Just this past January, Winehouse seemed to be on the verge of a career turnaround after a successful appearance at Brazil’s Summer Soul Festival.

But more recently, she called off a 2011 comeback tour after delivering an incoherent performance in Belgrade, Serbia on June 18, where she was loudly booed. Prior to the Belgrade show, she had checked herself into London rehab clinic the Priory.

Winehouse, who broke through with her 2006 Grammy-winning album Back to Black and its unnervingly defiant hit single “Rehab,” has had a very public struggle with addiction over the years. In August 2007, she was admitted to the hospital for a reported overdose of heroin, ecstasy, cocaine, ketamine. and alcohol. A rep for Winehouse denied the report, and cited “exhaustion” as the cause for her hospitalization.

Winehouse’s one-time marriage to Blake Fielder-Civil was also publicly volatile, earning them comparisons to Sid Vicious and Nancy Spungen. The couple were photographed bloodied and bruised in 2007 after apparently getting into a fight. They divorced two years later.

The music community reacted quickly to reports of Winehouse’s death. Collaborator/producer Mark Ronson Tweeted: “she was my musical soulmate & like a sister to me. this is one of the saddest days of my life.” Lily Allen, who has mocked Winehouse’s alcohol consumption in the past, posted, “It’s just beyond sad, there’s nothing else to say. She was such a lost soul, may she rest in peace.” La Roux’s Elly Jackson, meanwhile, was quick to blame Winehouse’s management for forcing the singer to perform when she seemingly was still in poor health. “[They] arranged a tour for their own benefit when she wasn’t well and fans who expect too much and boo when you aren’t perfect every time,” Jackson wrote. Others were more bluntly emotional: Rihanna exclaimed, “Dear God have mercy, I am SICK about this”; the Black Lips’ Cole Alexander added, “Never knew the effect she had on me till she was gone; I’m seriously crying right now.”

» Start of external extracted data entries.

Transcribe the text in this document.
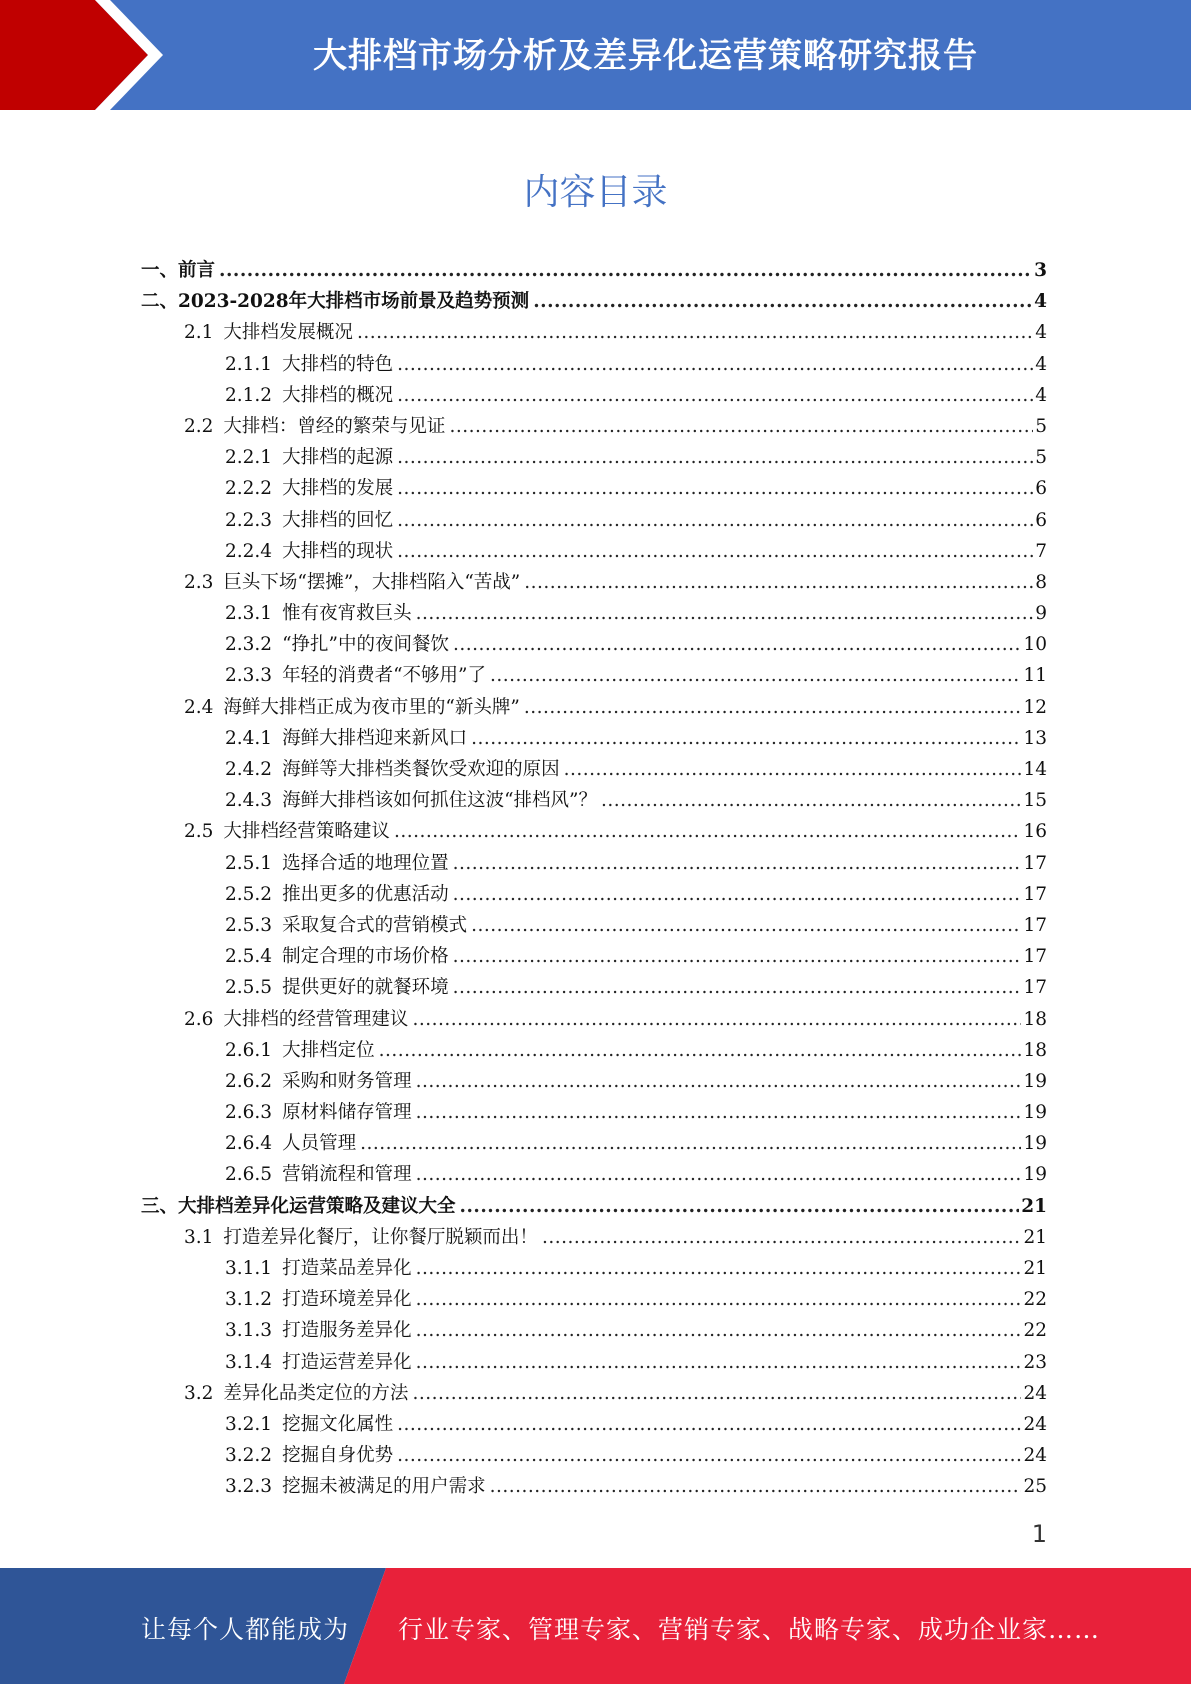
大排档市场分析及差异化运营策略研究报告
内容目录
一、 前言 .....	3
二、 2023-2028年大排档市场前景及趋势预测 .....	4
2.1 大排档发展概况 .....	4
2.1.1 大排档的特色 .....	4
2.1.2 大排档的概况 .....	4
2.2 大排档：曾经的繁荣与见证 .....	5
2.2.1 大排档的起源 .....	5
2.2.2 大排档的发展 .....	6
2.2.3 大排档的回忆 .....	6
2.2.4 大排档的现状 .....	7
2.3 巨头下场“摆摊”，大排档陷入“苦战” .....	8
2.3.1 惟有夜宵救巨头 .....	9
2.3.2 “挣扎”中的夜间餐饮 .....	10
2.3.3 年轻的消费者“不够用”了 .....	11
2.4 海鲜大排档正成为夜市里的“新头牌” .....	12
2.4.1 海鲜大排档迎来新风口 .....	13
2.4.2 海鲜等大排档类餐饮受欢迎的原因 .....	14
2.4.3 海鲜大排档该如何抓住这波“排档风”？ .....	15
2.5 大排档经营策略建议 .....	16
2.5.1 选择合适的地理位置 .....	17
2.5.2 推出更多的优惠活动 .....	17
2.5.3 采取复合式的营销模式 .....	17
2.5.4 制定合理的市场价格 .....	17
2.5.5 提供更好的就餐环境 .....	17
2.6 大排档的经营管理建议 .....	18
2.6.1 大排档定位 .....	18
2.6.2 采购和财务管理 .....	19
2.6.3 原材料储存管理 .....	19
2.6.4 人员管理 .....	19
2.6.5 营销流程和管理 .....	19
三、 大排档差异化运营策略及建议大全 .....	21
3.1 打造差异化餐厅，让你餐厅脱颖而出！ .....	21
3.1.1 打造菜品差异化 .....	21
3.1.2 打造环境差异化 .....	22
3.1.3 打造服务差异化 .....	22
3.1.4 打造运营差异化 .....	23
3.2 差异化品类定位的方法 .....	24
3.2.1 挖掘文化属性 .....	24
3.2.2 挖掘自身优势 .....	24
3.2.3 挖掘未被满足的用户需求 .....	25
1
让每个人都能成为 行业专家、管理专家、营销专家、战略专家、成功企业家……
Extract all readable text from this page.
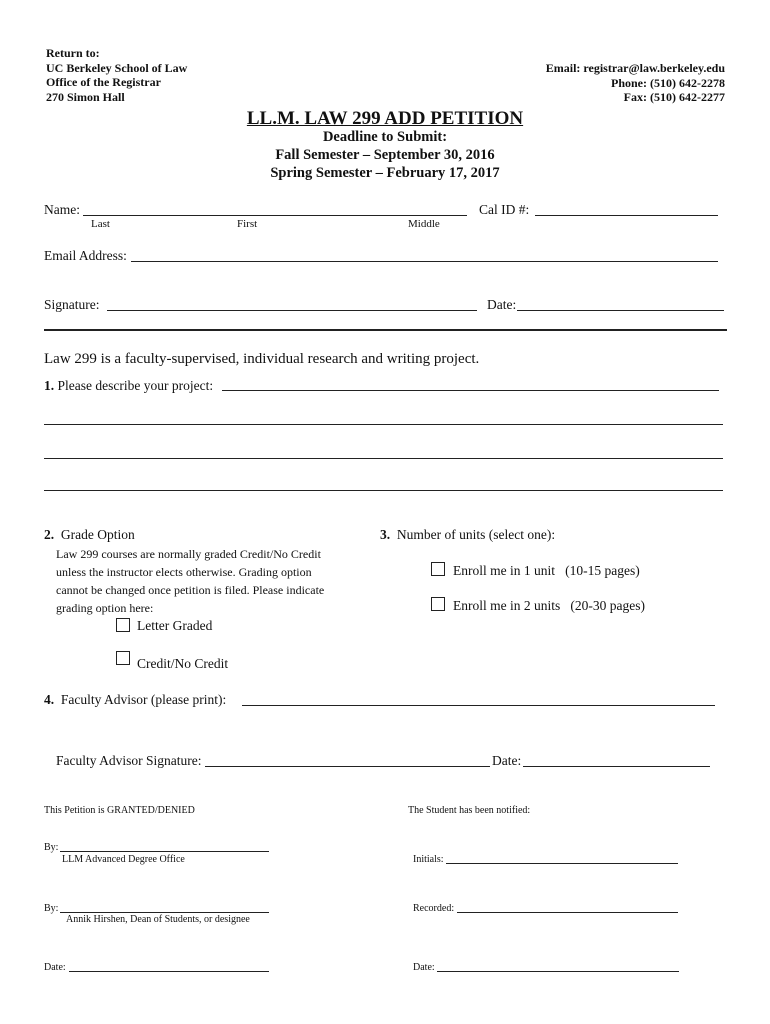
Return to:
UC Berkeley School of Law
Office of the Registrar
270 Simon Hall
Email: registrar@law.berkeley.edu
Phone: (510) 642-2278
Fax: (510) 642-2277
LL.M. LAW 299 ADD PETITION
Deadline to Submit:
Fall Semester – September 30, 2016
Spring Semester – February 17, 2017
Name:
Last	First	Middle
Cal ID #:
Email Address:
Signature:	Date:
Law 299 is a faculty-supervised, individual research and writing project.
1. Please describe your project:
2. Grade Option
Law 299 courses are normally graded Credit/No Credit
unless the instructor elects otherwise. Grading option
cannot be changed once petition is filed. Please indicate
grading option here:
Letter Graded
Credit/No Credit
3. Number of units (select one):
Enroll me in 1 unit   (10-15 pages)
Enroll me in 2 units   (20-30 pages)
4. Faculty Advisor (please print):
Faculty Advisor Signature:	Date:
This Petition is GRANTED/DENIED	The Student has been notified:
By:
LLM Advanced Degree Office	Initials:
By:
Annik Hirshen, Dean of Students, or designee
Recorded:
Date:	Date:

SPIN editor-in-chief Steve Kandell, who spent time with Winehouse in 2007 for a cover story, recalls that the singer was aloof and dismissive of her newfound fame. “She wasn’t interested in much other then whatever was making her feel good – her soon-to-be-husband Blake and whatever they were doing together, behind always-closed doors,” he said. “And she surrounded herself with people who allowed for that.”

“She was having a career peak that any artist would crave, and she didn’t seem to be particularly enjoying it,” Kandell adds. “That seemed rebellious and intriguing – an idea that seems hopelessly flippant now. She was so confident in her talent; she didn’t even think she needed to nurture it. We convinced ourselves to look at that as darkly romantic, or even as something to celebrate, and for that I feel vaguely complicit.”